Sue Lani Madsen: Spokane City Council’s focus on national issues takes away from its attention to local problems

Sue Lani Madsen (Jesse Tinsley / The Spokesman-Review)

Elections are referendums on past decisions.

On one critical decision, city of Spokane taxpayers never got to vote, not even a nonbinding advisory vote: Should City Council members be serving part time or full time?

It’s a decision with significant budget and policy impacts. And the council adopted the habit through mission creep without public input.

When the strong mayor form of government was approved by voters in 1999, the new charter was vague on the job description for City Council members. The assumption was the positions would continue to be part time, as they had been for 40 years under the council-manager system. When former Spokane City Council President Rob Higgins left office in 2003, he predicted but didn’t approve of expanding the role.

Higgins had previously served as a council member under former Mayor Jim Chase in the city manager form of government. “You could always make it a full-time job if you wanted to, there’s always another meeting to attend,” Higgins said. Under the strong mayor form of government, he predicted “the legislative function of local government will exponentially increase in cost as politics creeps into policy-making.”

According to an analysis by Michael Cathcart, executive director of Better Spokane, the city’s general fund expenditures increased by 52.4 percent from 2005 to 2017. In that same 12 years, the cost of operating the City Council increased by 121.6 percent. Higgins accurately forecast the budget impact as the council increasingly takes on progressive political issues tangentially related to operating city government.
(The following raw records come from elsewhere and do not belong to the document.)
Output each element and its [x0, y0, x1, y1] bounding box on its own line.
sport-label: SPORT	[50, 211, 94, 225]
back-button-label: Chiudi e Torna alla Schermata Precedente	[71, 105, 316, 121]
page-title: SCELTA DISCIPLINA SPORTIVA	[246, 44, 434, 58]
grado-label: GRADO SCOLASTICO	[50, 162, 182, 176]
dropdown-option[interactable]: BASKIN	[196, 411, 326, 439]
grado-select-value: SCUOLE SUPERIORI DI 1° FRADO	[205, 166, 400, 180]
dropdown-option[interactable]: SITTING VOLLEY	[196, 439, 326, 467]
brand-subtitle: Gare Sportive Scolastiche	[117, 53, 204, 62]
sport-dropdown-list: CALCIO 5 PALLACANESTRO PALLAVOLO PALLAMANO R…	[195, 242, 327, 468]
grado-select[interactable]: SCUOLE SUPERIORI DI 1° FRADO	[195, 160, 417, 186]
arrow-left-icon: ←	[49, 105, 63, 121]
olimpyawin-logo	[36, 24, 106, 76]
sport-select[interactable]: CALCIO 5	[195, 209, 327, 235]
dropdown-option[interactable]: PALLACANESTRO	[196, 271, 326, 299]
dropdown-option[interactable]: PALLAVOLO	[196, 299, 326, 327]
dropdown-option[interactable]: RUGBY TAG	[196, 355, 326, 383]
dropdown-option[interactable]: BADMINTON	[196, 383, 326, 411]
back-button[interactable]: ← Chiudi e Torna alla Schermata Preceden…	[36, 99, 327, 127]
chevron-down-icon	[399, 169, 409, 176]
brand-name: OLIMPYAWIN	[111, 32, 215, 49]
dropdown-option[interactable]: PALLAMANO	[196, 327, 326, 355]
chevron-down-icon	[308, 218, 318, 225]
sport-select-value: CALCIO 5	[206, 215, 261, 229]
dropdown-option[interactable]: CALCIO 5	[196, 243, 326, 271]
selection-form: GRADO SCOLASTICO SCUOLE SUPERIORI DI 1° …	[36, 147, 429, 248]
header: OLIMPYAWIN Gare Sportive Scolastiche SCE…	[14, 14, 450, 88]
In 2014, then-council members Michael Allen and Steve Salvatori wanted an advisory vote, but were blocked by the council majority. The proposed advisory vote never got out of committee for discussion at a council meeting. The only public discussion was dueling guest editorials in The Spokesman-Review.

“If there is a legitimate appetite on the part of the citizens to have a full-time council taking on larger issues, then let citizens have a vote on it,” Salvatori said when contacted this week.

The current council majority is no more likely to put the question to a vote of the people than they were in 2014. So now Spokane has a City Council pursuing trendy state and national causes as their work expands to fill the time available.

“This council has a better-living-through-legislation mentality,” Allen said.

It makes this year’s City Council races a referendum on its role.

If a full-time, Seattle-lite council is your preference, you might support the candidate who has over 65 donors out of Seattle and others from Arizona, California, Colorado, Kansas, Kentucky, Massachusetts, Maryland, Nevada, New York and Tennessee. It’s unlikely they are bankrolling Kate Burke out of concern for Hillyard’s potholes or Spokane’s housing affordability. Her opponent, Tim Benn, is a local business owner whose Public Disclosure Commission filings show about 70 percent of his support from Spokane addresses and most of the rest from Spokane County.

If you believe the council’s job is to operate the city efficiently, you might prefer candidates with a background in mediation, not litigation. The Progressive Voters Guide describes Andy Dunau as a “moderate who is prioritizing improving infrastructure” but prefers Beggs as “the clear progressive choice.”

Progressive apparently means ignoring the city’s own legal counsel in writing Proposition 2, guaranteeing an expensive lawsuit if it passes.

Candace Mumm was part of the majority that blocked Allen and Salvatori’s push for a citizens advisory vote on the role of the council. The Progressive Voter’s Guide prefers Mumm to support their larger government social policy agenda. Her opponent, Matthew Howes, is a local business owner described by the guide as running a campaign “centered on crime, road maintenance, and reducing business taxes.” They say that like it’s a bad thing for a city council to focus on city business.

There is a national progressive movement using municipal legislation to drive state and federal policy through the courts. Does Spokane want an increasingly political City Council, or one that focuses on city business?

That’s the hidden referendum on the 2017 ballot.